Are you able to share your routes as well? The error is about the middleware not being present.

Edit: Oh I see it's in your main.rs. I'll try to take a closer look.

[maxcountryman]

All right, so I'm not going to be able to run your code directly since there's a few missing dependencies and modules internal to your project.

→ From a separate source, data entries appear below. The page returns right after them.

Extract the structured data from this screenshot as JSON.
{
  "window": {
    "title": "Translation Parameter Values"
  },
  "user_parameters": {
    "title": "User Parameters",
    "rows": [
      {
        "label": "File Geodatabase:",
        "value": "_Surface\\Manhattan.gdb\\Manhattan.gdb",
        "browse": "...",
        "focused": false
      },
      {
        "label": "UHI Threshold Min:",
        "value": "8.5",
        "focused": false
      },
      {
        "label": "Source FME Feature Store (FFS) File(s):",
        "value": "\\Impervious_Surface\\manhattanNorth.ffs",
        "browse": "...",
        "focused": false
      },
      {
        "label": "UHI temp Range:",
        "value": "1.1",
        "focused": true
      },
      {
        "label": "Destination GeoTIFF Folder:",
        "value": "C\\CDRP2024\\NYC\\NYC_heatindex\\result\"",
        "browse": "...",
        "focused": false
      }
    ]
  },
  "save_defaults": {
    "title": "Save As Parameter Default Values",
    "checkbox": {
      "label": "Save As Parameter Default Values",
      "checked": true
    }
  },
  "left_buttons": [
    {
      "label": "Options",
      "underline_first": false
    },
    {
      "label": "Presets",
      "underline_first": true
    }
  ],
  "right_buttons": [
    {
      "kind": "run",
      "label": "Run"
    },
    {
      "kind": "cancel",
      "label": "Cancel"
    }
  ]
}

That said, I tried my best to replicate your situation with the SQLite example. Here's the diff in case you'd like to see (you'll also have to modify the user_store.db with the role column):

diff --git a/examples/sqlite/src/main.rs b/examples/sqlite/src/main.rs
index 565e23e..0e84e3a 100644
--- a/examples/sqlite/src/main.rs
+++ b/examples/sqlite/src/main.rs
@@ -8,19 +8,26 @@ use axum::{response::IntoResponse, routing::get, Extension, Router};
 use axum_login::{
     axum_sessions::{async_session::MemoryStore, SessionLayer},
     secrecy::SecretVec,
-    AuthLayer, AuthUser, RequireAuthorizationLayer, SqliteStore,
+    AuthLayer, AuthUser, RequireAuthorizationLayer,
 };
 use rand::Rng;
 use sqlx::sqlite::SqlitePoolOptions;
 
-#[derive(Debug, Default, Clone, sqlx::FromRow)]
+#[derive(Clone, Debug, PartialEq, PartialOrd, sqlx::Type)]
+pub enum UserRole {
+    Standard,
+    Admin,
+}
+
+#[derive(Debug, Clone, sqlx::FromRow)]
 struct User {
     id: i64,
     password_hash: String,
     name: String,
+    role: UserRole,
 }
 
-impl AuthUser for User {
+impl AuthUser<UserRole> for User {
     fn get_id(&self) -> String {
         format!("{}", self.id)
     }
@@ -28,9 +35,14 @@ impl AuthUser for User {
     fn get_password_hash(&self) -> SecretVec<u8> {
         SecretVec::new(self.password_hash.clone().into())
     }
+
+    fn get_role(&self) -> Option<UserRole> {
+        Some(self.role.clone())
+    }
 }
 
-type AuthContext = axum_login::extractors::AuthContext<User, SqliteStore<User>>;
+type SqliteStore = axum_login::SqliteStore<User, UserRole>;
+type AuthContext = axum_login::extractors::AuthContext<User, SqliteStore, UserRole>;
 
 #[tokio::main]
 async fn main() {
@@ -44,8 +56,8 @@ async fn main() {
         .await
         .unwrap();
 
-    let user_store = SqliteStore::<User>::new(pool);
-    let auth_layer = AuthLayer::new(user_store, &secret);
+    let user_store = SqliteStore::new(pool);
+    let auth_layer = AuthLayer::<SqliteStore, User, UserRole>::new(user_store, &secret);
 
     async fn login_handler(mut auth: AuthContext) {
         let pool = SqlitePoolOptions::new()
@@ -71,7 +83,7 @@ async fn main() {
 
     let app = Router::new()
         .route("/protected", get(protected_handler))
-        .route_layer(RequireAuthorizationLayer::<User>::login())
+        .route_layer(RequireAuthorizationLayer::<User, UserRole>::login())
         .route("/login", get(login_handler))
         .route("/logout", get(logout_handler))
         .layer(auth_layer)
diff --git a/examples/sqlite/user_store.db b/examples/sqlite/user_store.db
index d26f080..f0b7743 100644
Binary files a/examples/sqlite/user_store.db and b/examples/sqlite/user_store.db differ

In your example, this line seems to be missing something:

type AuthContext = axum_login::extractors::AuthContext<User, PostgresStore<User>, UserRole>;

The PostgresStore should also indicate the concrete role type because otherwise it will default to the unit type. Does changing that line address the issue for you?